私はカーテンを束ねると、自分の部屋へ向かう。
「……ふぅ。準備はいいかな」
私は制服に着替えて学校へ登校しようとするが
「やっぱり、嫌だ……」
私は人間が嫌いで、近づきたくない。
そうなったのは今通っている、『あおば高校』が原因だ。
正確には、そこに通うある人たちが原因だけど。
「……悩んでても、仕方ないかな」
私は、無理やり足を動かして、家を出た。
「おはよっ!」
「あっ、おはよ~」
周りは朝からにぎやかだ。
でも、私は友達なんて作らないから朝から下校まで、ほとんどしゃべったことはない。
私は昇降口を過ぎてげた箱を開けた。
「……上靴、ない」
私は、まぁいつものことだからと気にせずにスリッパを借りに行った。
「若名さん、またですか……」
あからさまに嫌そうな顔をする担任。
「すみません」
私は一言謝ってリストに名前を書いた。
「じゃぁ、失礼しました」
「ちょっと待ちなさい」
私は先生に呼び止められた。
「はい?」
「何故そんなに忘れるの?」
なんでって言われても、忘れてるわけじゃないし……。
「すみません、上靴をなくしてしまたので、探しています」
先生は、顔をしかめて、
「まぁ、それなら仕方ないわね。

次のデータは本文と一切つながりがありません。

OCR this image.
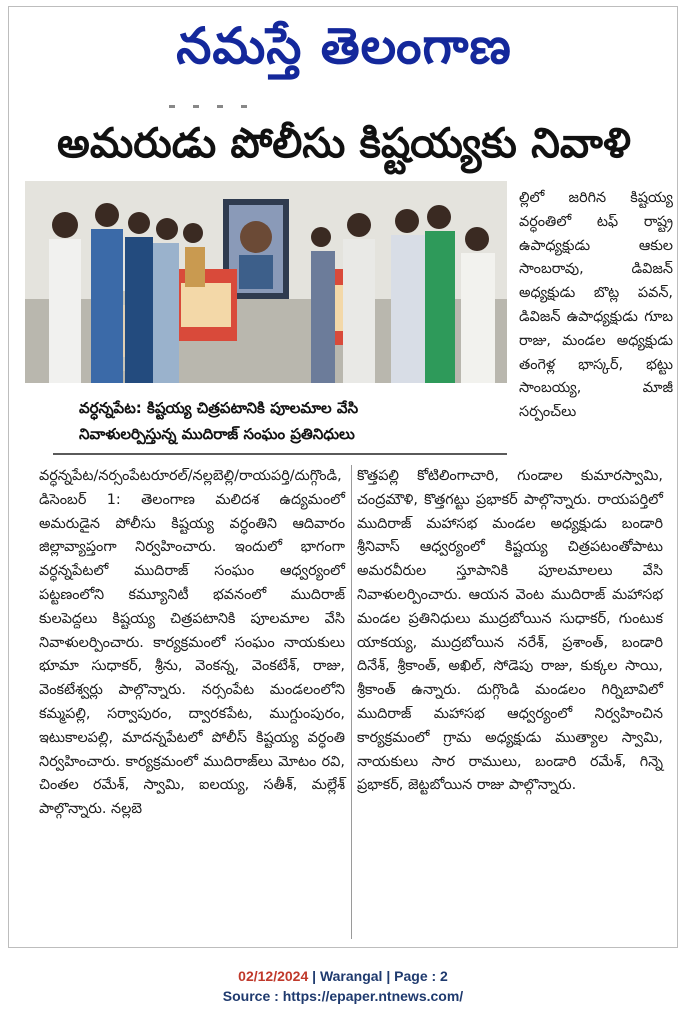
నమస్తే తెలంగాణ
అమరుడు పోలీసు కిష్టయ్యకు నివాళి
వర్ధన్నపేట: కిష్టయ్య చిత్రపటానికి పూలమాల వేసి
నివాళులర్పిస్తున్న ముదిరాజ్ సంఘం ప్రతినిధులు
ల్లిలో జరిగిన కిష్టయ్య వర్ధంతిలో టఫ్ రాష్ట్ర ఉపాధ్యక్షుడు ఆకుల సాంబరావు, డివిజన్ అధ్యక్షుడు బొట్ల పవన్, డివిజన్ ఉపాధ్యక్షుడు గూబ రాజు, మండల అధ్యక్షుడు తంగెళ్ల భాస్కర్, భట్టు సాంబయ్య, మాజీ సర్పంచ్‌లు
వర్ధన్నపేట/నర్సంపేటరూరల్/నల్లబెల్లి/రాయపర్తి/దుగ్గొండి, డిసెంబర్ 1: తెలంగాణ మలిదశ ఉద్యమంలో అమరుడైన పోలీసు కిష్టయ్య వర్ధంతిని ఆదివారం జిల్లావ్యాప్తంగా నిర్వహించారు. ఇందులో భాగంగా వర్ధన్నపేటలో ముదిరాజ్ సంఘం ఆధ్వర్యంలో పట్టణంలోని కమ్యూనిటీ భవనంలో ముదిరాజ్ కులపెద్దలు కిష్టయ్య చిత్రపటానికి పూలమాల వేసి నివాళులర్పించారు. కార్యక్రమంలో సంఘం నాయకులు భూమా సుధాకర్, శ్రీను, వెంకన్న, వెంకటేశ్, రాజు, వెంకటేశ్వర్లు పాల్గొన్నారు. నర్సంపేట మండలంలోని కమ్మపల్లి, సర్వాపురం, ద్వారకపేట, ముగ్దుంపురం, ఇటుకాలపల్లి, మాదన్నపేటలో పోలీస్ కిష్టయ్య వర్ధంతి నిర్వహించారు. కార్యక్రమంలో ముదిరాజ్‌లు మోటం రవి, చింతల రమేశ్, స్వామి, ఐలయ్య, సతీశ్, మల్లేశ్ పాల్గొన్నారు. నల్లబె
కొత్తపల్లి కోటిలింగాచారి, గుండాల కుమారస్వామి, చంద్రమౌళి, కొత్తగట్టు ప్రభాకర్ పాల్గొన్నారు. రాయపర్తిలో ముదిరాజ్ మహాసభ మండల అధ్యక్షుడు బండారి శ్రీనివాస్ ఆధ్వర్యంలో కిష్టయ్య చిత్రపటంతోపాటు అమరవీరుల స్తూపానికి పూలమాలలు వేసి నివాళులర్పించారు. ఆయన వెంట ముదిరాజ్ మహాసభ మండల ప్రతినిధులు ముద్రబోయిన సుధాకర్, గుంటుక యాకయ్య, ముద్రబోయిన నరేశ్, ప్రశాంత్, బండారి దినేశ్, శ్రీకాంత్, అఖిల్, సోడెపు రాజు, కుక్కల సాయి, శ్రీకాంత్ ఉన్నారు. దుగ్గొండి మండలం గిర్నిబావిలో ముదిరాజ్ మహాసభ ఆధ్వర్యంలో నిర్వహించిన కార్యక్రమంలో గ్రామ అధ్యక్షుడు ముత్యాల స్వామి, నాయకులు సార రాములు, బండారి రమేశ్, గిన్నె ప్రభాకర్, జెట్టబోయిన రాజు పాల్గొన్నారు.
02/12/2024 | Warangal | Page : 2
Source : https://epaper.ntnews.com/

早く見つかるといいのだけど」
「では、失礼します」
何とか先生から逃れることができた私は、教室へ向かった。
----ガラッ
――――――――ボトッ
私の頭の上に黒板消しが落ちてきた。
「ゴホッ……コホッコホッ……」
「あ、ごめんね~。まさか若名さんだとは思わなくって~」
教室からは、たくさんの笑い声。
そう。
私は、このクラス全員から、
イジメられてるんだ……
私は無視をして、自分の席についた。
一番後ろの窓側の席で、先生の目につきにくい。
だから、そこでいじめられていても気づかれない。
それをいいことに、クラス全員からいじめられるようになった。
でも、理由はそれだけじゃない。
よりにもよって隣がこいつだからだ。
宮野 瞬(みやの しゅん)
学校一のイケメンと言われてる人。